L’iniziativa si inserisce nell’ambito del progetto Farsi Museo: Valorizzazione della donazione AgiVerona, sostenuto dal Piano per l’arte contemporanea del ministero della Cultura (Pac 2025), e offre uno spazio di riflessione e confronto su modelli, pratiche e prospettive dei musei e delle collezioni universitarie d’arte contemporanea.

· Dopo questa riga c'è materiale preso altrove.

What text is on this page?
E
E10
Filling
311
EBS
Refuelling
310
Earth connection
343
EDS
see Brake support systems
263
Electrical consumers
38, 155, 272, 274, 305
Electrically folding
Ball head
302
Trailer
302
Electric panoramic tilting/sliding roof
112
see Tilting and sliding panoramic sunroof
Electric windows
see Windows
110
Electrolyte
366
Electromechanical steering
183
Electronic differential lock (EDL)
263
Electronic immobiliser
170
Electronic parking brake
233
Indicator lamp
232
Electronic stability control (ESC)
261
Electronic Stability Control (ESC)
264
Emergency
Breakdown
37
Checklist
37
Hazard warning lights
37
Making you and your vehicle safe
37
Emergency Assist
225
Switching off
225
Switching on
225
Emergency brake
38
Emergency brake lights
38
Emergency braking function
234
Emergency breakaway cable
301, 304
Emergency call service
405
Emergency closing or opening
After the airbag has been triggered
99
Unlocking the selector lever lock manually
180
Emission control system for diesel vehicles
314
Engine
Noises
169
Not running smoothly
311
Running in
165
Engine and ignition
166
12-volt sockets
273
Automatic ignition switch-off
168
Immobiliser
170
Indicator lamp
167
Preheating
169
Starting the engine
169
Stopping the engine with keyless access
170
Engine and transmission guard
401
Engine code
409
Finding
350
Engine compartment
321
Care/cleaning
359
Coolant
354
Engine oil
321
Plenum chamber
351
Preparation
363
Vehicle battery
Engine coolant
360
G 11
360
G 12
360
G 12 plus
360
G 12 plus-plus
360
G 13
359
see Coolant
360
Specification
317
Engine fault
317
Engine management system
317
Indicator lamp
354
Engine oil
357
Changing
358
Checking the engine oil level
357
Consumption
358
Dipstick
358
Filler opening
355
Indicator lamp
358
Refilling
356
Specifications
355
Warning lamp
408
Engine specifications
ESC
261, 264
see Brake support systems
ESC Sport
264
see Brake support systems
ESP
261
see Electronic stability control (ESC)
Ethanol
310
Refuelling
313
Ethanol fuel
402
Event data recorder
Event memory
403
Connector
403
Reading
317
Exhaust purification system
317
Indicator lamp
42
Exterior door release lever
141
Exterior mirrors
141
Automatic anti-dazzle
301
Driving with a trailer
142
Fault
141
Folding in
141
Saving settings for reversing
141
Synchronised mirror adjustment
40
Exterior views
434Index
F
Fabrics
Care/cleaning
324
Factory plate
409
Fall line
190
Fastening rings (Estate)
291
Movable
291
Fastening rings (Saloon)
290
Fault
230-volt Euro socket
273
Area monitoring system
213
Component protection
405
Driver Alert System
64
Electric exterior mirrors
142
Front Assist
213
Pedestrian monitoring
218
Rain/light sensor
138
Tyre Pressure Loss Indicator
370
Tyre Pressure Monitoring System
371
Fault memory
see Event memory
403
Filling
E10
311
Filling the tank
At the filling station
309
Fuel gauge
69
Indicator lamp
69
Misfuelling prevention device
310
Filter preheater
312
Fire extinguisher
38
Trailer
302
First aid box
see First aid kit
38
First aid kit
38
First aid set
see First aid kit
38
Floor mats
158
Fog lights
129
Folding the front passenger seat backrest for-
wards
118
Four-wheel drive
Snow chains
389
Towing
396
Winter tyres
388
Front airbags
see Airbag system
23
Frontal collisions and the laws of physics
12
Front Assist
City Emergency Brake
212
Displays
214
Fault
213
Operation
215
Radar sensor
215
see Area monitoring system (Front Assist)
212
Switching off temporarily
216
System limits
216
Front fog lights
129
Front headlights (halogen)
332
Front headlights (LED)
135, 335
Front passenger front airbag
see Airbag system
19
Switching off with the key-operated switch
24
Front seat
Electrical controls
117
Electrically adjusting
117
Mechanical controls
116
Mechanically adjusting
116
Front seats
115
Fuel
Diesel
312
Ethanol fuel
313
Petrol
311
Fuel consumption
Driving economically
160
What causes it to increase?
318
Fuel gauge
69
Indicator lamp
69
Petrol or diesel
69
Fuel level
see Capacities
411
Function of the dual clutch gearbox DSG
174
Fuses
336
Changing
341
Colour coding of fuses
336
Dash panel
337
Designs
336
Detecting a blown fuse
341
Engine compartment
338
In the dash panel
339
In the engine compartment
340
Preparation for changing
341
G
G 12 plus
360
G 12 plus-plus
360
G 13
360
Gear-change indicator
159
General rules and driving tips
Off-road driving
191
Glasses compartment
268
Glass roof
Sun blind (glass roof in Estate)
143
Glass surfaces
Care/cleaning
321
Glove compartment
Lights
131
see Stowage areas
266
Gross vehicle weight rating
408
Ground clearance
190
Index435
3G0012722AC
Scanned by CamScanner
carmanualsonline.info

“Il convegno è concepito come momento di confronto scientifico di alto livello, finalizzato al posizionamento del Museo del Contemporaneo Univr all’interno del dibattito internazionale sui musei universitari, attraverso il dialogo con istituzioni di eccellenza e con le principali reti di riferimento attive in ambito museale e accademico – dichiara Monica Molteni, responsabile scientifica del Museo del Contemporaneo Univr – e al centro della riflessione vi sono le strategie curatoriali e le modalità di integrazione tra ricerca, didattica e produzione culturale che caratterizzano le esperienze più avanzate nel panorama internazionale”.
“Nel suo insieme, il convegno affronta temi trasversali quali le politiche di gestione e sviluppo delle collezioni, le pratiche di accessibilità, le strategie digitali e il ruolo delle reti nazionali e internazionali – dichiara Luca Bochicchio, curatore del Museo del Contemporaneo UniVr – e l’obiettivo è contribuire a una riflessione critica condivisa sui processi attraverso cui il museo, in ambito universitario e non solo, si configura come infrastruttura culturale capace di attivare cooperazione, produrre conoscenza e operare in relazione ai territori”.